Hank Smith doesn't particularly care about the debt ceiling debate. It bores him and he tries to ignore politicians the way one would a yappy dog. The affably unflappable CIO of Haverford Investments isn't unaware of the disgrace being brought upon our nation, he just doesn't think it screws up his investment thesis regardless of which side "wins." DC is going to work this out and that's pretty much all you need to know on the issue.

Smith sees stocks as being cheap and nothing I threw at him could convince him otherwise. Speaking to Breakout at the lows of the day, Smith pitched me his themes and let me swing away with abandon. He likes Multi-nationals and Cyclicals. He's telling clients to buy them both now, in size. He thinks gold and silver are fad investments to be avoided. He believes stocks are cheap by any historical measure and cheaper now than they were a year ago, thanks to growing earnings.

Much of his work seems to hinge on the U.S. Dollar staying in its market friendly mode of declining against global currencies at a steady pace. Acknowledging occasional hiccups higher, Smith cites generations of intentional dollar neglect on the part of our officials as more than likely to continue. Not fast enough to make gold a screaming buy and certainly not a greenback rally which would batter the Multi-national's greatest earnings driver. Just a gentle decline as the Fed cranks out stimulus like a drug dealer who's high on his own supply.

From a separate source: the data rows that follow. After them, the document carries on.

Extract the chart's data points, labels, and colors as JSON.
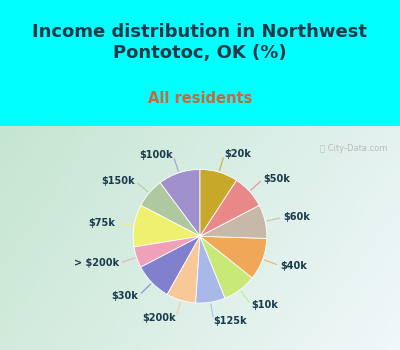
{
  "title": "Income distribution in Northwest\nPontotoc, OK (%)",
  "subtitle": "All residents",
  "title_color": "#1a3a4a",
  "subtitle_color": "#cc6633",
  "background_top": "#00ffff",
  "watermark": "ⓘ City-Data.com",
  "labels": [
    "$100k",
    "$150k",
    "$75k",
    "> $200k",
    "$30k",
    "$200k",
    "$125k",
    "$10k",
    "$40k",
    "$60k",
    "$50k",
    "$20k"
  ],
  "values": [
    10,
    7,
    10,
    5,
    9,
    7,
    7,
    8,
    10,
    8,
    8,
    9
  ],
  "colors": [
    "#a090cc",
    "#b0c8a0",
    "#f0f070",
    "#f0a0b8",
    "#8080cc",
    "#f8c898",
    "#a8b8e8",
    "#c8e878",
    "#f0a858",
    "#c8b8a8",
    "#e88888",
    "#c8a828"
  ],
  "startangle": 90,
  "figsize": [
    4.0,
    3.5
  ],
  "dpi": 100,
  "chart_bg_colors": [
    "#c5e8d8",
    "#dff0e8",
    "#f0f8f4",
    "#e0f0ea",
    "#cce8d8"
  ],
  "title_fontsize": 13,
  "subtitle_fontsize": 10.5
}
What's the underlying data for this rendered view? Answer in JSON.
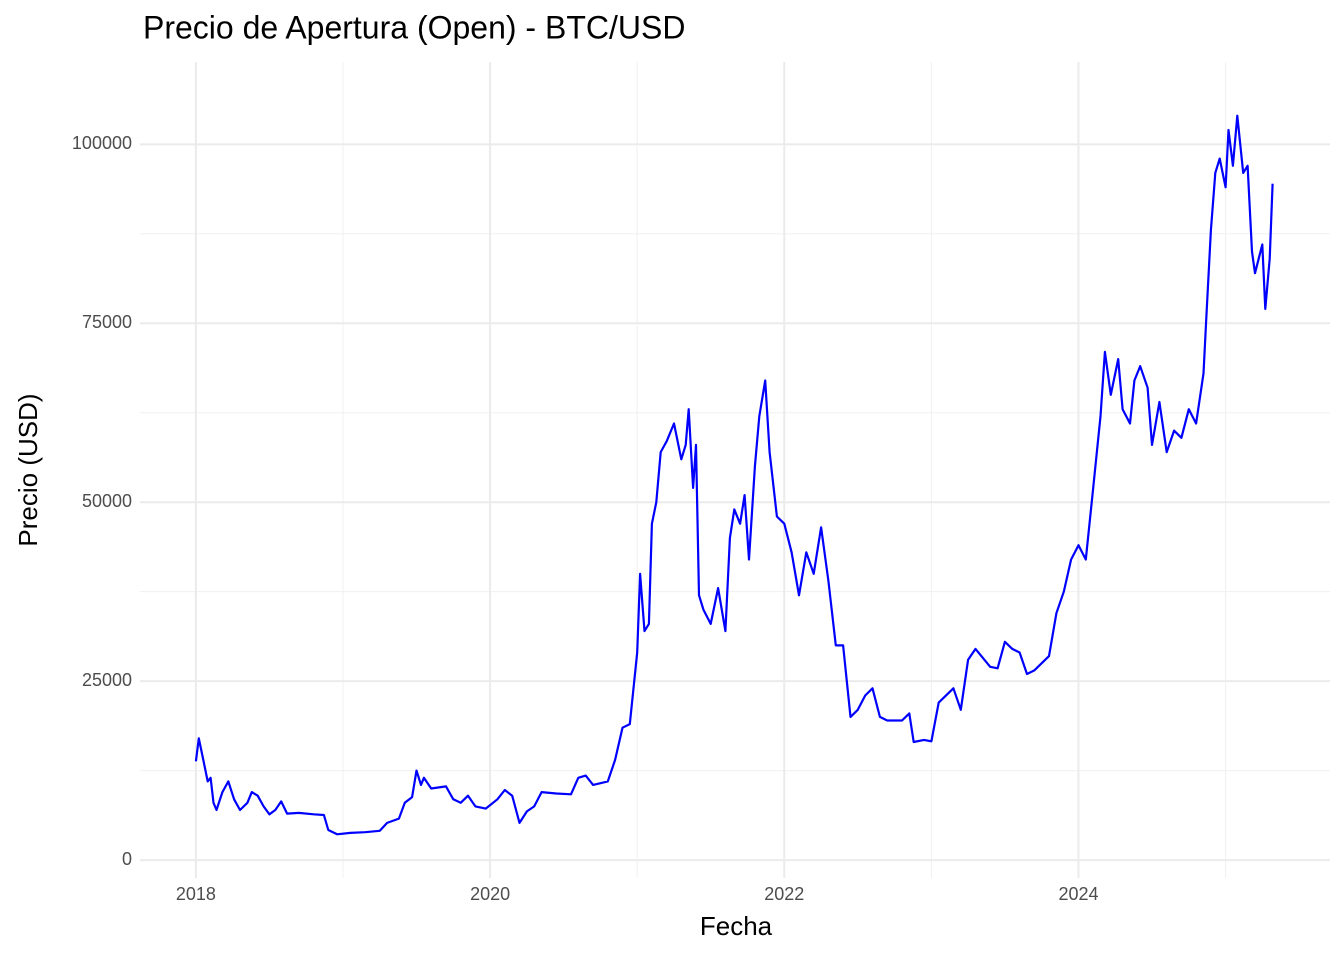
{
  "chart_data": {
    "type": "line",
    "title": "Precio de Apertura (Open) - BTC/USD",
    "x_label": "Fecha",
    "y_label": "Precio (USD)",
    "x": [
      2018.0,
      2018.02,
      2018.05,
      2018.08,
      2018.1,
      2018.12,
      2018.14,
      2018.18,
      2018.22,
      2018.26,
      2018.3,
      2018.35,
      2018.38,
      2018.42,
      2018.46,
      2018.5,
      2018.54,
      2018.58,
      2018.62,
      2018.7,
      2018.8,
      2018.87,
      2018.9,
      2018.96,
      2019.05,
      2019.15,
      2019.25,
      2019.3,
      2019.38,
      2019.42,
      2019.47,
      2019.5,
      2019.53,
      2019.55,
      2019.6,
      2019.7,
      2019.75,
      2019.8,
      2019.85,
      2019.9,
      2019.97,
      2020.05,
      2020.1,
      2020.15,
      2020.2,
      2020.25,
      2020.3,
      2020.35,
      2020.45,
      2020.55,
      2020.6,
      2020.65,
      2020.7,
      2020.8,
      2020.85,
      2020.9,
      2020.95,
      2021.0,
      2021.02,
      2021.05,
      2021.08,
      2021.1,
      2021.13,
      2021.16,
      2021.2,
      2021.25,
      2021.3,
      2021.33,
      2021.35,
      2021.38,
      2021.4,
      2021.42,
      2021.45,
      2021.5,
      2021.55,
      2021.6,
      2021.63,
      2021.66,
      2021.7,
      2021.73,
      2021.76,
      2021.8,
      2021.83,
      2021.87,
      2021.9,
      2021.95,
      2022.0,
      2022.05,
      2022.1,
      2022.15,
      2022.2,
      2022.25,
      2022.3,
      2022.35,
      2022.4,
      2022.45,
      2022.5,
      2022.55,
      2022.6,
      2022.65,
      2022.7,
      2022.8,
      2022.85,
      2022.88,
      2022.95,
      2023.0,
      2023.05,
      2023.15,
      2023.2,
      2023.25,
      2023.3,
      2023.4,
      2023.45,
      2023.5,
      2023.55,
      2023.6,
      2023.65,
      2023.7,
      2023.8,
      2023.85,
      2023.9,
      2023.95,
      2024.0,
      2024.05,
      2024.1,
      2024.15,
      2024.18,
      2024.22,
      2024.27,
      2024.3,
      2024.35,
      2024.38,
      2024.42,
      2024.47,
      2024.5,
      2024.55,
      2024.6,
      2024.65,
      2024.7,
      2024.75,
      2024.8,
      2024.85,
      2024.87,
      2024.9,
      2024.93,
      2024.96,
      2025.0,
      2025.02,
      2025.05,
      2025.08,
      2025.12,
      2025.15,
      2025.18,
      2025.2,
      2025.25,
      2025.27,
      2025.3,
      2025.32
    ],
    "series": [
      {
        "name": "Open",
        "color": "#0000ff",
        "values": [
          13800,
          17000,
          14000,
          11000,
          11500,
          8000,
          7000,
          9500,
          11000,
          8500,
          7000,
          8000,
          9500,
          9000,
          7500,
          6400,
          7000,
          8200,
          6500,
          6600,
          6400,
          6300,
          4200,
          3600,
          3800,
          3900,
          4100,
          5200,
          5800,
          8000,
          8800,
          12500,
          10500,
          11500,
          10000,
          10300,
          8500,
          8000,
          9000,
          7500,
          7200,
          8500,
          9800,
          9000,
          5200,
          6800,
          7500,
          9500,
          9300,
          9200,
          11500,
          11800,
          10500,
          11000,
          14000,
          18500,
          19000,
          29000,
          40000,
          32000,
          33000,
          47000,
          50000,
          57000,
          58500,
          61000,
          56000,
          58000,
          63000,
          52000,
          58000,
          37000,
          35000,
          33000,
          38000,
          32000,
          45000,
          49000,
          47000,
          51000,
          42000,
          55000,
          62000,
          67000,
          57000,
          48000,
          47000,
          43000,
          37000,
          43000,
          40000,
          46500,
          39000,
          30000,
          30000,
          20000,
          21000,
          23000,
          24000,
          20000,
          19500,
          19500,
          20500,
          16500,
          16800,
          16600,
          22000,
          24000,
          21000,
          28000,
          29500,
          27000,
          26800,
          30500,
          29500,
          29000,
          26000,
          26500,
          28500,
          34500,
          37500,
          42000,
          44000,
          42000,
          52000,
          62000,
          71000,
          65000,
          70000,
          63000,
          61000,
          67000,
          69000,
          66000,
          58000,
          64000,
          57000,
          60000,
          59000,
          63000,
          61000,
          68000,
          76000,
          88000,
          96000,
          98000,
          94000,
          102000,
          97000,
          104000,
          96000,
          97000,
          85000,
          82000,
          86000,
          77000,
          84000,
          94500
        ]
      }
    ],
    "xlim": [
      2017.62,
      2025.71
    ],
    "xticks": [
      2018,
      2020,
      2022,
      2024
    ],
    "ylim": [
      -2500,
      111500
    ],
    "yticks": [
      0,
      25000,
      50000,
      75000,
      100000
    ],
    "grid": true
  }
}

Obviously there are cases to be made for both a dollar becoming worthless and a dollar going higher relative to the rest of the world's fundamentally flawed paper money. But we've been abusing our dollar for years and started really smacking it around in 2008. Moral hazard or not, the greenback abuse has only resulted in higher prices for Multi-national stocks. Shoot against Smith's theme if you'd like, but the macro trend is on his side.

Smith is buying Industrials and Materials here, and makes specific mention of Caterpillar (CAT). He notes the traditionally cyclical concern hasn't posted a serious decline in earnings or revenue for years, despite all the economic noise. I threw the business cycle concept at him as a sort of jab, then cracked him with the fact that cyclicals always look cheapest at the top. He didn't flinch, counter-punching with the notion that globalization has minimized fluctuations of the cycle. Caterpillar just has too many ways to win.

The interview stayed in that thrust and parry groove for the duration, no matter what I tried. Margins are peaking? He says they haven't peaked yet. Companies beating means nothing because the outlooks are soft? The tape seems to be swallowing the reports in stride and 70% of companies are beating estimates. Hiring and corporate investment on hold now and for the foreseeable future? A coiled spring of growth.

Watch the video and feel free to pick him apart yourself. As you do it's important to note this: Hank Smith is sharp enough to know McDonald's (MCD), which I own, is a buy. You argue with a man demonstrating that type of brilliance at your own peril.